Il était surprenant de constater la vétusté des ouvrages utilisés. L'analyse ayant eu lieu durant l'année scolaire 96/97, la moyenne d'âge des manuels s'élevait à près de 5 ans pour les CE1 et le CM2. Peu relèvent des I.O. de 95 : 5 sur 17 !

Confrontons donc en parallèle les résultats d'analyse des ouvrages de CE1 et de CM2 :

Figure 10 : Étude comparée des manuels de CE1 et de CM2
Figure 10 : Étude comparée des manuels de CE1 et de CM2

Nous pouvions relever :

Nous terminions alors l’analyse en précisant que :

‘« Un triple constat se fait jour : jamais n'est abordée une approche de l'incertitude, […] ; peu souvent l'incitation invite à une idée d'interprétation des résultats, de prise de décision relevant de choix orientés vers diverses anticipations possibles, et surtout, tout au long des manuels, à aucun moment, l'élève n'a été invité à devenir curieux au point de prendre lui-même l'initiative d'une approche statistique d'un problème le concernant ! »’

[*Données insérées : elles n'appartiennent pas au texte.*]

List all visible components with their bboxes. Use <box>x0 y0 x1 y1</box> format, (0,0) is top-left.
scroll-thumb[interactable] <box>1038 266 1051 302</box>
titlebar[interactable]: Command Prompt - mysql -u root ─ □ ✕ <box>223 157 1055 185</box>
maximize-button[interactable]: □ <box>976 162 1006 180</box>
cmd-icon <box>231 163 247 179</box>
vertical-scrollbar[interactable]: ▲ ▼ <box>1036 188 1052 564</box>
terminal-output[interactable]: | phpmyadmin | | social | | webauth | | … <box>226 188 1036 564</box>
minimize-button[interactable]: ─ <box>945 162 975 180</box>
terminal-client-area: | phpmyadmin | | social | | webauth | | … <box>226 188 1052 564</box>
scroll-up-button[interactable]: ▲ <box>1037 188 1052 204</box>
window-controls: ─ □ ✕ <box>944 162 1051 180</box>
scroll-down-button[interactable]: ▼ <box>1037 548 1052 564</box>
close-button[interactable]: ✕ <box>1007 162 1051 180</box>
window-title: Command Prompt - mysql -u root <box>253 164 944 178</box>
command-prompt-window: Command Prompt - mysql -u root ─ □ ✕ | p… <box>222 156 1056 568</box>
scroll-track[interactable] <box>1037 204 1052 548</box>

Pour faire la transition, après avoir abordé le paradoxe entre la montée de la présence statistique implicite dans les programmes du primaire et sa quasi-absence réelle à l’intérieur des manuels, analysons maintenant comment se réalise à l’issue de la scolarité primaire, le lien nécessaire avec le collège. Examinons désormais, le contenu des programmes scolaires de ce dernier.

Notes
11.

Centre Départemental de Documentation Pédagogique

12.

Paul Valéry 1ère S – Éd. TERRACHER HACHETTE 91

13.

Gaston de LEVIS, Terminale S – Éd. TERRACHER HACHETTE 94 p. 985

14.

"Le sort en est jeté" J. César col. Fractale – Éd. Bordas 94 p.46

15.

Math Terminale ES col. Nouveau Transmat – Éd. NATHAN 94

16.

Nous n’avions pas encore conduit de réflexion sur la caractérisation des situations implicitement statistiques.